Former Mostar prison camp inmates: There is no law regulating our status

Anadolija

Former inmates of wartime prison camps in Herzegovina marked on Tuesday the 25th anniversary of the Washington Agreement that ended the Bosniak-Croat war and closed the Croat-held camps.

The survivors and the families of the victims laid flowers at graves, remembered the ordeals they endured and complained about their current status.

“A large number of prison camp inmates have disappeared and there is still no trace of them,” said Emir Hajdarevic, from the Association of former Prison Camp Inmates in Mostar, complaining that 646 persons still remain missing, 280 of whom are from Mostar.

This “needs to be put on the agenda,” he added.

There is no law in Bosnia regulating the status of former concentration camp inmates, he also complained.

“We demand a law to be adopted, if not at the state level, then at the level of the Federation (FBiH, the semi-autonomous entity mostly shared between Bosniaks and Croats), as on the level of Republika Srpska (RS, the other, Serb-majority entity) a law on victims of torture was adopted a long time ago,” he said, adding that having such a law is an obligation for Bosnia’s membership in the EU.

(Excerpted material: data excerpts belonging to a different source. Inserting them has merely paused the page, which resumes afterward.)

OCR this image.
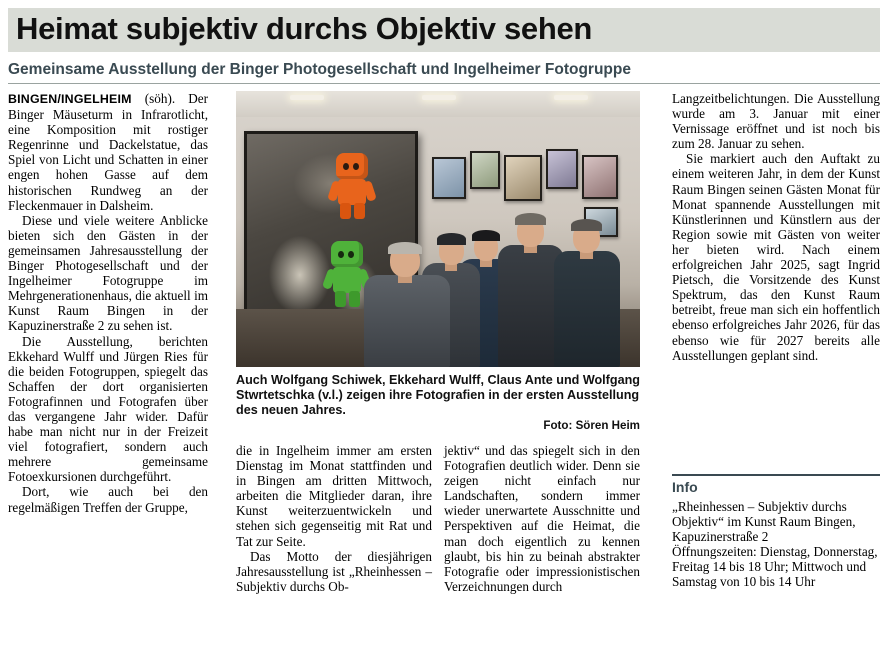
Heimat subjektiv durchs Objektiv sehen
Gemeinsame Ausstellung der Binger Photogesellschaft und Ingelheimer Fotogruppe

BINGEN/INGELHEIM (söh). Der Binger Mäuseturm in Infrarotlicht, eine Komposition mit rostiger Regenrinne und Dackelstatue, das Spiel von Licht und Schatten in einer engen hohen Gasse auf dem historischen Rundweg an der Fleckenmauer in Dalsheim.

Diese und viele weitere Anblicke bieten sich den Gästen in der gemeinsamen Jahresausstellung der Binger Photogesellschaft und der Ingelheimer Fotogruppe im Mehrgenerationenhaus, die aktuell im Kunst Raum Bingen in der Kapuzinerstraße 2 zu sehen ist.

Die Ausstellung, berichten Ekkehard Wulff und Jürgen Ries für die beiden Fotogruppen, spiegelt das Schaffen der dort organisierten Fotografinnen und Fotografen über das vergangene Jahr wider. Dafür habe man nicht nur in der Freizeit viel fotografiert, sondern auch mehrere gemeinsame Fotoexkursionen durchgeführt.

Dort, wie auch bei den regelmäßigen Treffen der Gruppe,

Auch Wolfgang Schiwek, Ekkehard Wulff, Claus Ante und Wolfgang Stwrtetschka (v.l.) zeigen ihre Fotografien in der ersten Ausstellung des neuen Jahres.
Foto: Sören Heim

die in Ingelheim immer am ersten Dienstag im Monat stattfinden und in Bingen am dritten Mittwoch, arbeiten die Mitglieder daran, ihre Kunst weiterzuentwickeln und stehen sich gegenseitig mit Rat und Tat zur Seite.

Das Motto der diesjährigen Jahresausstellung ist „Rheinhessen – Subjektiv durchs Ob-

jektiv“ und das spiegelt sich in den Fotografien deutlich wider. Denn sie zeigen nicht einfach nur Landschaften, sondern immer wieder unerwartete Ausschnitte und Perspektiven auf die Heimat, die man doch eigentlich zu kennen glaubt, bis hin zu beinah abstrakter Fotografie oder impressionistischen Verzeichnungen durch

Langzeitbelichtungen. Die Ausstellung wurde am 3. Januar mit einer Vernissage eröffnet und ist noch bis zum 28. Januar zu sehen.

Sie markiert auch den Auftakt zu einem weiteren Jahr, in dem der Kunst Raum Bingen seinen Gästen Monat für Monat spannende Ausstellungen mit Künstlerinnen und Künstlern aus der Region sowie mit Gästen von weiter her bieten wird. Nach einem erfolgreichen Jahr 2025, sagt Ingrid Pietsch, die Vorsitzende des Kunst Spektrum, das den Kunst Raum betreibt, freue man sich ein hoffentlich ebenso erfolgreiches Jahr 2026, für das ebenso wie für 2027 bereits alle Ausstellungen geplant sind.

Info

„Rheinhessen – Subjektiv durchs Objektiv“ im Kunst Raum Bingen, Kapuzinerstraße 2

Öffnungszeiten: Dienstag, Donnerstag, Freitag 14 bis 18 Uhr; Mittwoch und Samstag von 10 bis 14 Uhr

Hajdarevic also touched upon the release of Marko Radic, a Bosnian Croat war criminal who was sentenced to 21 years behind bars for war crimes he committed in the area of Mostar, but was released after he was transferred to serve his sentence in Croatia, where a court reduced his sentence.

To the outrage of former inmates, Radic was released end of 2018, after serving 12 and a half years in prison.

Victim associations think he should be sent back to Bosnia where he should serve the rest of his original sentence.

Edin Batlak from the Association of inmates from Mostar said that the local prosecution office rejected the association’s complaint against Bosnian Croat leaders Dragan Covic and Bozo Ljubic for publically rejecting a ruling of the UN war crimes tribunal that labelled the wartime Bosnian Croat ministate that ran the concentration camps as a joint criminal enterprise.

Batlak said the victims expected such a decision from the prosecution and will appeal.

The association is also marking on Thursday the anniversary of the signing of the Washington agreement that stopped the Bosniak-Croat war in 1994 and closed the camps with a panel discussion about peace and freedom and an organised viewing of the pronouncement of the final verdict of Bosnian Serb wartime leader Radovan Karadzic that will take place in The Hague, Netherlands.